On a previous rv we owned, before i learned all this, the onboard converter never charged the batteries more than 50% i was killing batteries and never knew it till i installed the trimetric.

Ideally the battery manufacturer will supply the exact charging specs for your battery and you would program the battery charger to those exact specs.

Unfortunately the stuff needed isnt cheap. We rewired our current rv with a magnum inverter, large solar setup, and 800 ah of battleborn batteries. It was expensive but works like a charm. We can run our bedroom ac unit overnight on the battery bank if needed. Cant do that every night cause it takes longer than a day to get the batteries topped up from the panels but we are very happy with the setup. We can ususually boondock and do whatever we want in the rv and dont notice we are not plugged in.

If you are unfamiliar with solar you need more panels/watts than you think. We bought a portable solar setup with a decent charge controller to get familiar with how many watts of solar equal the power you need to dump in the battery bank. There are huge differences between different solar panels so mileage varies. Our panels produce a lot of volts even under hwavy cloud cover and that was important to us.

Lithium iron batts are great but an entirely different animal. The info above doesnt apply the same to those.
 
I just looked at pricing on the trimetric ( from bogart engineering) and they have gone up. A lot. I paid $50 for mine not all that many years ago. They seem to be in the $150-200 price range now.

Imo they are well worth it as they will save a ton of money on batteries in the long run.

I also have the magnum battery monitor installed. The trimetric displays fewer decimal points but has been far more accurate in my experience.

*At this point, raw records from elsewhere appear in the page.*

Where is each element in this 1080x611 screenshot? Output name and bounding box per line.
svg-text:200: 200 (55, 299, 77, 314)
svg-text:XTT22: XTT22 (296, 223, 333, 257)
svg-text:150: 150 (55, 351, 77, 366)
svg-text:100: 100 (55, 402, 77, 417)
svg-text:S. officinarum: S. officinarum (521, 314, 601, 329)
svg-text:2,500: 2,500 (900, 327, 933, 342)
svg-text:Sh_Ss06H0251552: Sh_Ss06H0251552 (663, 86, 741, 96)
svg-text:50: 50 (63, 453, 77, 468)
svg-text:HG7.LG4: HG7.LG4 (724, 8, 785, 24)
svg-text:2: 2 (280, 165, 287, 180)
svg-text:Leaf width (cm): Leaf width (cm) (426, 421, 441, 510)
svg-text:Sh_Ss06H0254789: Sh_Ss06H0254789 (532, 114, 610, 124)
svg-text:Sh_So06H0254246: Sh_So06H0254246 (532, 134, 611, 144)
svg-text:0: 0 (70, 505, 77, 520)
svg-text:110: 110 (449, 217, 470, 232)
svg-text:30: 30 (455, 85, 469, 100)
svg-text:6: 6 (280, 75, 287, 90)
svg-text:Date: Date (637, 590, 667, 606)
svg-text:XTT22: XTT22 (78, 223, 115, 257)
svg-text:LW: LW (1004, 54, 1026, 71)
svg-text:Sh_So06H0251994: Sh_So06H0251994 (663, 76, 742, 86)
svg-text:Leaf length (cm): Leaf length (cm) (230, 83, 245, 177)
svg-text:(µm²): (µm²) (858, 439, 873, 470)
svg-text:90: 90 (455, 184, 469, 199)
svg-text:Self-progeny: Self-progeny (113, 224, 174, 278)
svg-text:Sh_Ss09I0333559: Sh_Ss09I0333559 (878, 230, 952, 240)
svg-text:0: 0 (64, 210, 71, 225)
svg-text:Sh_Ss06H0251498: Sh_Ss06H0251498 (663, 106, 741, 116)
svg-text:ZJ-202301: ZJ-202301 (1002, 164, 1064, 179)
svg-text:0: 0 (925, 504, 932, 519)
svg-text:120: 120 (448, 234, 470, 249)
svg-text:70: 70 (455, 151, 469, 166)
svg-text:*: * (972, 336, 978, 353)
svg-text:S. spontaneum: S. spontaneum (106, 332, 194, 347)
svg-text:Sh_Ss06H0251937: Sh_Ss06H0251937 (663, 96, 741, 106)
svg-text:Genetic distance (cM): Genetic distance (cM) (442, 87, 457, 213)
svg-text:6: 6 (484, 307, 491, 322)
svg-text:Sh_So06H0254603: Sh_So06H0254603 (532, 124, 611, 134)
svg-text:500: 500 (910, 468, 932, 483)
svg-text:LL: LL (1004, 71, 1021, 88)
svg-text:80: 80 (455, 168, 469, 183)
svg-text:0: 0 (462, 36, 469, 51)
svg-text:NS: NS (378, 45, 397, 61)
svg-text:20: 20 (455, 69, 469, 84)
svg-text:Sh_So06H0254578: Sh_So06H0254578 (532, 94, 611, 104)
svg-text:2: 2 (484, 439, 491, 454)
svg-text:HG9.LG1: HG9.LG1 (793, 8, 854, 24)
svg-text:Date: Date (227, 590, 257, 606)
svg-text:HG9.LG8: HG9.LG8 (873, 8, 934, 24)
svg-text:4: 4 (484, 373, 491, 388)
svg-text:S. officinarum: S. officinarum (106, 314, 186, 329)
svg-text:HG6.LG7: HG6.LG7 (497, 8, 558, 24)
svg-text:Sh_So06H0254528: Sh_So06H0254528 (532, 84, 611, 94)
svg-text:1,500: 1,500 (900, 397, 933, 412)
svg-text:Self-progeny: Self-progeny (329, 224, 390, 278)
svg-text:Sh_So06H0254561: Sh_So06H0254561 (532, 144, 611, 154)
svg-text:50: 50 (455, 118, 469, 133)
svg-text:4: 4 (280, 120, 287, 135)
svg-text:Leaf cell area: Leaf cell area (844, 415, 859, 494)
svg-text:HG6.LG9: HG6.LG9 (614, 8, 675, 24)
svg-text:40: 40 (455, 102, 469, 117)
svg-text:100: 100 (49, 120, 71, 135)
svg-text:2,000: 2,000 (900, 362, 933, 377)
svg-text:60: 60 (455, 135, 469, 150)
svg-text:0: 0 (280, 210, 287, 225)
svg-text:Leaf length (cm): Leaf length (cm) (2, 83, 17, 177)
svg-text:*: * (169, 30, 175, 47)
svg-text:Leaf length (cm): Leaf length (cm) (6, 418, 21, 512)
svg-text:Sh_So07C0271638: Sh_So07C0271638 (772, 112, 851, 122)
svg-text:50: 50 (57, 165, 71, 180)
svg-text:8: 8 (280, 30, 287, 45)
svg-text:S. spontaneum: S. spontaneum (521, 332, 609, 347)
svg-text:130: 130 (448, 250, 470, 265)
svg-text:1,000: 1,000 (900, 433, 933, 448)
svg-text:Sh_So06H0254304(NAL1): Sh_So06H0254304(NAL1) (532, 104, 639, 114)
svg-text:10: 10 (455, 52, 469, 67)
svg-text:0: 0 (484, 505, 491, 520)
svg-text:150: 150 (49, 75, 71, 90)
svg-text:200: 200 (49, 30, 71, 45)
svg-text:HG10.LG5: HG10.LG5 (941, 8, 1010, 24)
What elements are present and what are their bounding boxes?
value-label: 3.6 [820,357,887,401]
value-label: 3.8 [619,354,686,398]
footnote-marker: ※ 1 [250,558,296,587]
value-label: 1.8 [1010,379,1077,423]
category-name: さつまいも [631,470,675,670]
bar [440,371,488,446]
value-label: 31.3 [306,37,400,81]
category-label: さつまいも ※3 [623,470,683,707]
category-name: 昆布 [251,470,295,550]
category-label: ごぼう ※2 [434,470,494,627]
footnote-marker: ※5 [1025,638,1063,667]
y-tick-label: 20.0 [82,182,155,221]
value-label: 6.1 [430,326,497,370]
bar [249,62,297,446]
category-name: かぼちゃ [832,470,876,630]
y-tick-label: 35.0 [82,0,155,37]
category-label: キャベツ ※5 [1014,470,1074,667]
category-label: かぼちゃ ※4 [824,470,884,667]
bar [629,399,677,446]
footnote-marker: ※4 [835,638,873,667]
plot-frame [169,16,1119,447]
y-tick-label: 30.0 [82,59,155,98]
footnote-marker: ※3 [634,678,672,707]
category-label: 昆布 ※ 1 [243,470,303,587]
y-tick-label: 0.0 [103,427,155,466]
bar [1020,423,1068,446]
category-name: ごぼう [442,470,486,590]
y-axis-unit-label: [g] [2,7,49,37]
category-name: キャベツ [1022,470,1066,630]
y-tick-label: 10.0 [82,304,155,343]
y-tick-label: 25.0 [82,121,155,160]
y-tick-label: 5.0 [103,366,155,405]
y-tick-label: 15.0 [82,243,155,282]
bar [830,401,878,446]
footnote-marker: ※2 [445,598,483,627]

For a standard solar setup i always recommend the trimetric first and learn how much power everything in your rv uses and how you use it for how you use your rv. Then you can figure out how big the battery bank should be and then you can size the solar setup to the battery bank and power usage.

My almost 2000 w solar panels pump about 75v into the battery bank under full sun. I love the battleborn batteries partly because if i plug into shore power or a generator the combo of the electrical hookup and solar panels pump close to 200v into the battery bank. Some other brands limit the max voltage you can pump into them.

On an 800ah battery bank it is 10 hrs of full sun to recharge. With a Honda 200w generator and solar i hit full charge in less than half that.